RMI Corporation
- Logo with original name
- Founded: 2002; 24 years ago
- Founder: S. Atiq Raza
- Fate: Merged into NetLogic Microsystems, then Broadcom
- Products: Network processors

= RMI Corporation =

RMI Corporation, formerly Raza Microelectronics, Inc., was a privately held fabless semiconductor company headquartered in Cupertino, California, which specialized in designing system-on-a-chip processors for computer networking (known as network processors) and consumer media applications.

== History ==
Atiq Raza was Hired as the CEO of NexGen in 1991, NexGen was later acquired by AMD in 1995. Raza was AMD's president and chief operating officer in the late 1990s after the NexGen acquisition.
He left AMD in 1999 and founded Raza Microelectronics, Inc. in 2002.
In 2003, SandCraft Inc folded, and Raza acquired the rights to its intellectual property.
Behrooz Abdi became president and CEO in November 2007, and Raza Microelectronics changed its name to RMI Corporation in December 2007.
In January 2008 Raza settled with the U.S. Securities and Exchange Commission over an allegation of insider trading during 2006.
RMI was not affiliated with Foundries Holdings, LLC, formerly known as Raza Foundries, Inc.

Most of RMI's revenue came from its multi-core processor product line, which had major customers from China including Huawei, ZTE, and H3C. The China business of RMI was built from scratch by its co-founder Sunny Siu. In 2008, RMI merged with NetLogic Microsystems, which was acquired by Broadcom in 2012.

== Product lines ==
RMI had four product lines: three developed internally and one acquired.
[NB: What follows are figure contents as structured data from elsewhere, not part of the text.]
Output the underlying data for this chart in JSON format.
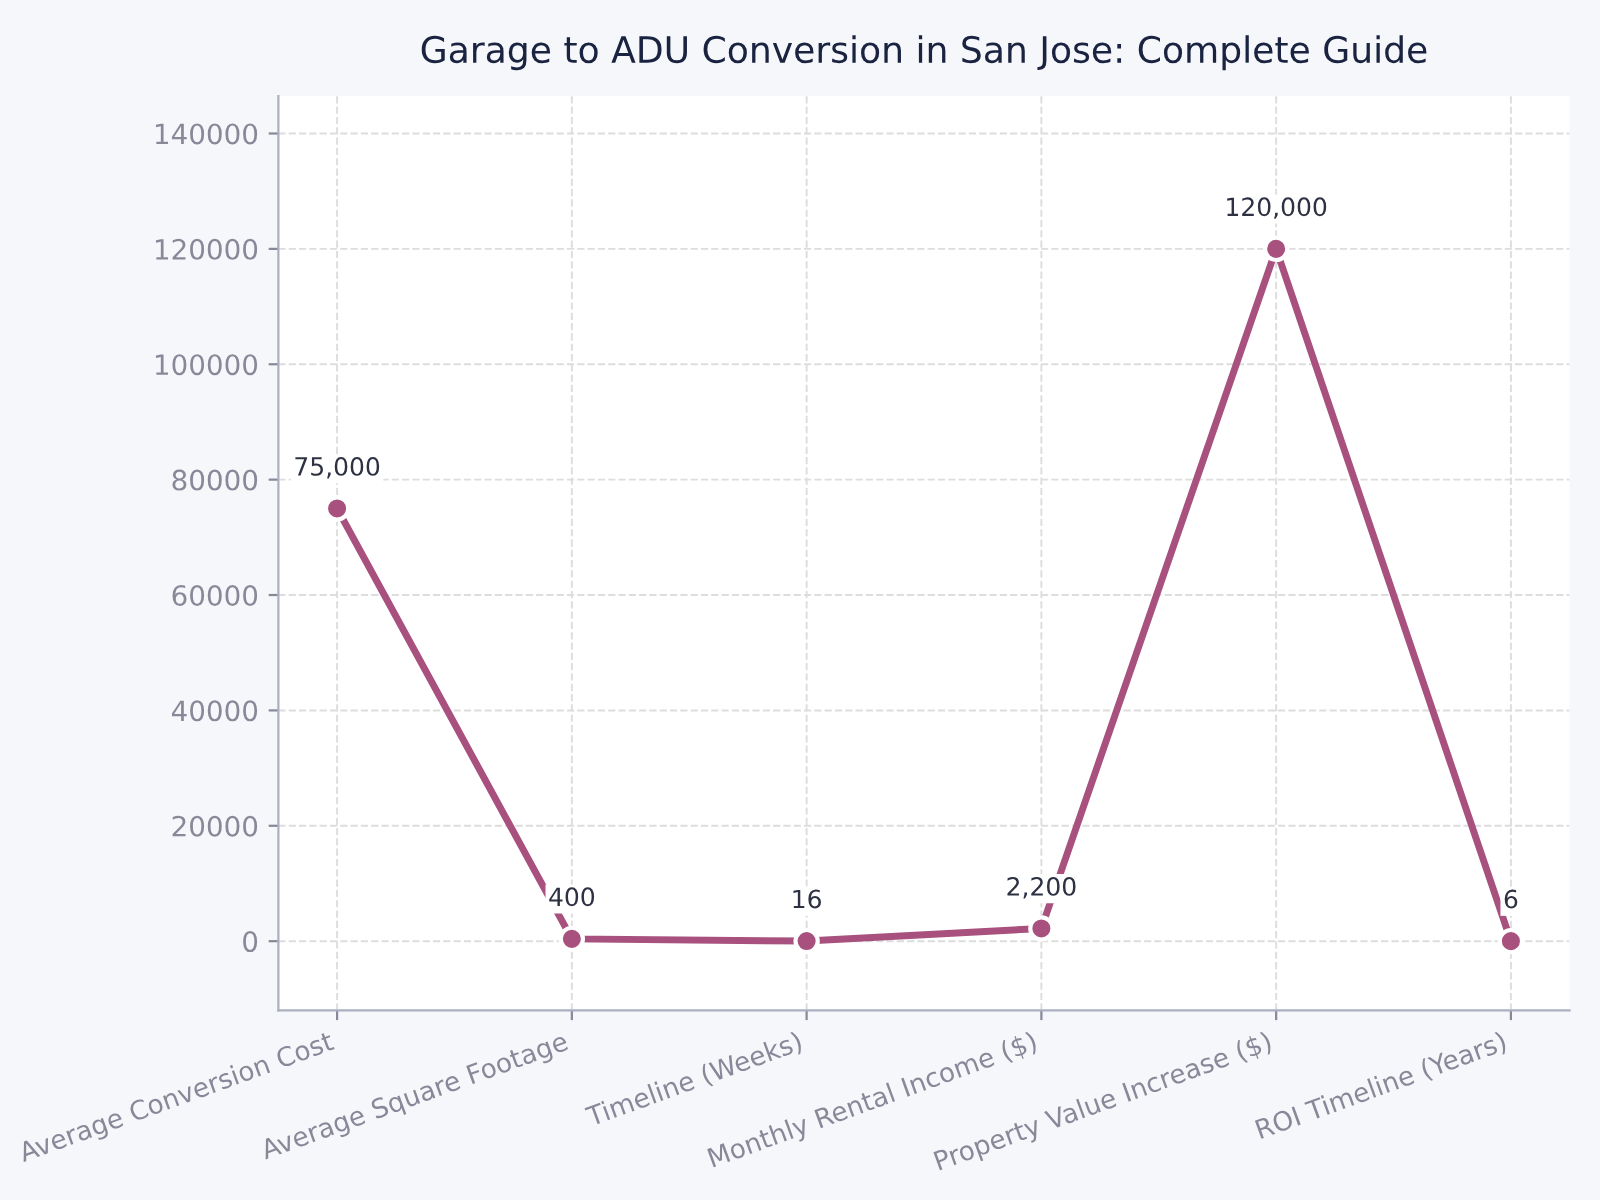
{
  "chart_data": {
    "type": "line",
    "title": "Garage to ADU Conversion in San Jose: Complete Guide",
    "categories": [
      "Average Conversion Cost",
      "Average Square Footage",
      "Timeline (Weeks)",
      "Monthly Rental Income ($)",
      "Property Value Increase ($)",
      "ROI Timeline (Years)"
    ],
    "series": [
      {
        "color": "#a8517f",
        "values": [
          75000,
          400,
          16,
          2200,
          120000,
          6
        ],
        "value_labels": [
          "75,000",
          "400",
          "16",
          "2,200",
          "120,000",
          "6"
        ]
      }
    ],
    "ylim": [
      -12000,
      146500
    ],
    "yticks": [
      0,
      20000,
      40000,
      60000,
      80000,
      100000,
      120000,
      140000
    ],
    "grid": true,
    "marker": "circle",
    "line_style": "solid"
  }
}
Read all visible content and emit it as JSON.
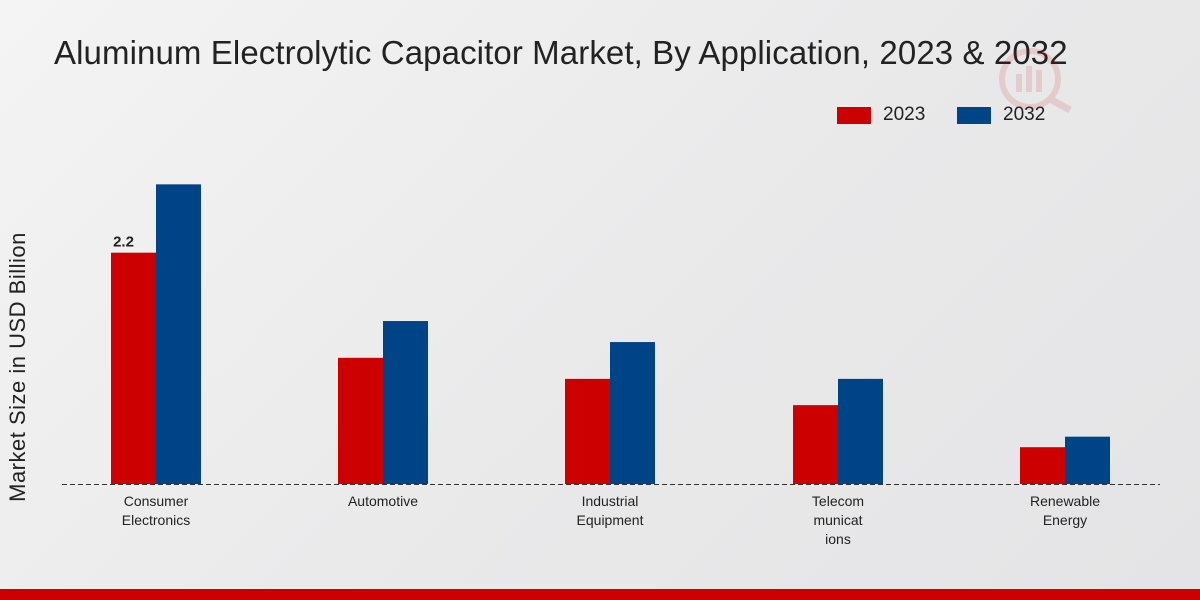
{
  "chart_data": {
    "type": "bar",
    "title": "Aluminum Electrolytic Capacitor Market, By Application, 2023 & 2032",
    "xlabel": "",
    "ylabel": "Market Size in USD Billion",
    "categories": [
      "Consumer Electronics",
      "Automotive",
      "Industrial Equipment",
      "Telecommunications",
      "Renewable Energy"
    ],
    "category_label_lines": [
      [
        "Consumer",
        "Electronics"
      ],
      [
        "Automotive"
      ],
      [
        "Industrial",
        "Equipment"
      ],
      [
        "Telecom",
        "municat",
        "ions"
      ],
      [
        "Renewable",
        "Energy"
      ]
    ],
    "series": [
      {
        "name": "2023",
        "color": "#cc0000",
        "values": [
          2.2,
          1.2,
          1.0,
          0.75,
          0.35
        ]
      },
      {
        "name": "2032",
        "color": "#004488",
        "values": [
          2.85,
          1.55,
          1.35,
          1.0,
          0.45
        ]
      }
    ],
    "data_labels": [
      {
        "series": 0,
        "index": 0,
        "text": "2.2"
      }
    ],
    "ylim": [
      0,
      3.5
    ],
    "grid": false,
    "legend_position": "top-right"
  }
}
The XLR (introduced circa 2005) was a multicore, multithreaded CPU used for network processing. XLR integrated circuits had 2 to 8 MIPS architecture CPU cores, each extended to support 4 hardware threads. XLR processors included HyperTransport, PCI-X, Gigabit Ethernet, and IEEE floating point unit per core and optionally 10 Gigabit Ethernet interconnects.
A 2.0 GHz clock rate for the XLP was announced in May 2009.

The XLS was a smaller, lower-cost multicore multithreading MIPS-based CPU used for network processing. The XLS family had options with 1 or 2 CPU cores, each with 4 hardware threads; 2 to 8 Gigabit Ethernet interfaces or two 10-gigabit Ethernet interfaces; and 1 or 2 PCI-Express interfaces. The XLS processor was widely used in Huawei's LTE base stations.

The Alchemy processor was originally developed by Alchemy Semiconductor, which was then purchased by AMD. This product line was purchased by RMI in 2006. The Alchemy processor is a low-power MIPS architecture system-on-a-chip with integrated graphics and signal processing, designed for media players and portable video devices.

The Orion network interface chip was used to translate Gigabit Ethernet data traffic to synchronous optical networking (SONET/SDH) Optical Carrier OC-48 network links and back again, to connect local area networks with wide area network circuits.

RMI processors were used in router, firewall, and switch products sold by other networking equipment vendors, and consumer electronics manufacturers.